A ideia veio de uma conversa que ouvi entre duas mulheres numa loja, em Búzios. Uma delas tinha uma banheira ao ar livre na sua casa e viu um passarinho pousar numa árvore para morrer. Eu adorei a história, mas a questão da morte ainda me incomodava - de modo que resolvi dar um novo destino ao bichinho, um destino que eu acreditava ser o melhor que um ser vivo poderia ter: o encontro com um amor. De uma trágica narrativa real surgiu uma ficção que punha frente a frente o espírito solitário e aprisionado e o gregário e livre - sentimentos que me tomavam por inteiro, me dividiam, e que eu tentei representar nas figuras da mulher e do passarinho, respectivamente, sendo estes, portanto, o tal segredo do título. É o meu também.
Considero este conto experimental, bastante aquém da qualidade artística que hoje, dez anos depois, já alcancei. Mesmo assim vale a pena publicá-lo, não só por ter sido o primeiro de todos, (o que o torna, pelo menos para mim, raro) mas porque de certa forma recupera um momento nebuloso da minha vida, em que eu me ligava muito mais aos fatos simbólicos do mundo do que agora.

Espero que aqueles que conseguirem chegar até o seu ponto final gostem.



SEGREDO DE PASSARINHO E DE MULHER



Repleta de espuma e pétalas de rosas até o pescoço, a mulher de repente notou a presença do passarinho. Estava empoleirado há muito tempo num galho de árvore seco, com uma aparência abatida por qualquer tristeza. As asas exaustas da insistência de um vôo sem razão, bico e olhos voltados para o chão, o passarinho aguardava. Não fizera nenhum barulho – provavelmente para não incomodar a mulher que se deliciava na banheira ao ar livre. Ela ficou a olha-lo, com certo respeito de principiante, temendo espantá-lo, sem porém abrir mão do téte-à-téte.
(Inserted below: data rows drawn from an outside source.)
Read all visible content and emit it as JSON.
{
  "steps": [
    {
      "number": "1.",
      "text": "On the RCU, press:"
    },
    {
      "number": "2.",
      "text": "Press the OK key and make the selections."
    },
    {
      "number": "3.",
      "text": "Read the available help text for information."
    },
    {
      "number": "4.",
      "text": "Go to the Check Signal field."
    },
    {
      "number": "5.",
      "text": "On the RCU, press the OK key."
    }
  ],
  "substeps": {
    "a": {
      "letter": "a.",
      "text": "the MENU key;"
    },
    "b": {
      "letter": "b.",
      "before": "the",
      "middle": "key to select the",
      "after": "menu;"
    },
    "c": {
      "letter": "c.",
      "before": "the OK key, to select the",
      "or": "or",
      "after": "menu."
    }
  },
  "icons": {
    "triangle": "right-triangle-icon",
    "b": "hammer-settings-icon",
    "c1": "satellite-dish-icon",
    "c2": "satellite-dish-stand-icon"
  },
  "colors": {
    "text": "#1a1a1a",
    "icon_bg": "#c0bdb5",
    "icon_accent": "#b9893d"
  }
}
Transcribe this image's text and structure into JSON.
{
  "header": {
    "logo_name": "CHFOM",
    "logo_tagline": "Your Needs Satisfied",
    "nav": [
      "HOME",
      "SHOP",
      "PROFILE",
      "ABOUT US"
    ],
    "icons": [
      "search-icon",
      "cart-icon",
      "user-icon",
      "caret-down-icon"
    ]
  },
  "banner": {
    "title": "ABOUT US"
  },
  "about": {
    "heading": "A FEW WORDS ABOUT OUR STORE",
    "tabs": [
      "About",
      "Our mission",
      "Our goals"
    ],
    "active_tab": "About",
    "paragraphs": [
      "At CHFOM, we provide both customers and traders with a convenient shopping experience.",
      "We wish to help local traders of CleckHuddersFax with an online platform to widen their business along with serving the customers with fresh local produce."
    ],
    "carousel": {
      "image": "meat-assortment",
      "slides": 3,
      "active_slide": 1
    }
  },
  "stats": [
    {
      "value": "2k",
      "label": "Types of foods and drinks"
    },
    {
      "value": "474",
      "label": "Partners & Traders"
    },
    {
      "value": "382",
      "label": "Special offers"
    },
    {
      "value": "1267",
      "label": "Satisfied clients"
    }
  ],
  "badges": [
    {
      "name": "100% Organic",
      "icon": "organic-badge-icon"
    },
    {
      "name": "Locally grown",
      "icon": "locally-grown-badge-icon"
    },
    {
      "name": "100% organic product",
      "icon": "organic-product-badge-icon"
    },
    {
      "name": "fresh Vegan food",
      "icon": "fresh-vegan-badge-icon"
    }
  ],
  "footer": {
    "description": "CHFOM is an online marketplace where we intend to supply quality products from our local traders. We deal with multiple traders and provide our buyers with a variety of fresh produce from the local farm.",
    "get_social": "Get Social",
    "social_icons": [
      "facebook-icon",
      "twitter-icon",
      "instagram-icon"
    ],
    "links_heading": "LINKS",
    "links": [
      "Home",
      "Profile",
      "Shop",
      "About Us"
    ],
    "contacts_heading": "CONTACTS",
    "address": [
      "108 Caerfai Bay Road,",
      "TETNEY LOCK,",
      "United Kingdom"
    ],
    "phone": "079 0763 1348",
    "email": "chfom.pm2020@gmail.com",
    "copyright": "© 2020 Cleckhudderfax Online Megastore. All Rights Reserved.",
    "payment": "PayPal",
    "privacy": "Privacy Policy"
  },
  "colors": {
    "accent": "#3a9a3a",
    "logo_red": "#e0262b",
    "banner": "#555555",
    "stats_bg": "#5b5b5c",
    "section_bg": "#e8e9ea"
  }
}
Um idiota, viu-se pensando a mulher, um verdadeiro palerma por se preocupar tanto com as coisas da vida (ela se orgulhava do fato de conhecer tudo, até mesmo os sentimentos; era capaz de desmembrar qualquer alma baseando-se apenas num simples olhar) Sim, o passarinho sente por alguma coisa que lhe aconteceu. Uma perda, talvez. Nada vale tanto a pena, porque tudo ao redor não passa de uma grande farsa inventada por um doido. Perde-se tempo de vida – tão curta para o que ela realmente pretendia fazer; afinal, já passava dos cinqüenta e sentia intimamente que não conseguira completar um ciclo de vida sequer ( a minha existência até aqui foi uma linha reta constante e sem obstáculos, percorrendo todos os acontecimentos numa velocidade estonteante – escrevera certa vez no que seria um esboço de biografia ). Perde-se tempo de vida lamuriando-se pelos planos que não deram certo, pelas decepções, por brigas incoerentes... o que era aquele passarinho? O que amofinava-o a ponto de deixá-lo completamente cinza e felpudo? Nada. Absolutamente nada. O passarinho simplesmente desconhecia o motivo da sua própria tristeza e este era um segredo só dele: o não saber.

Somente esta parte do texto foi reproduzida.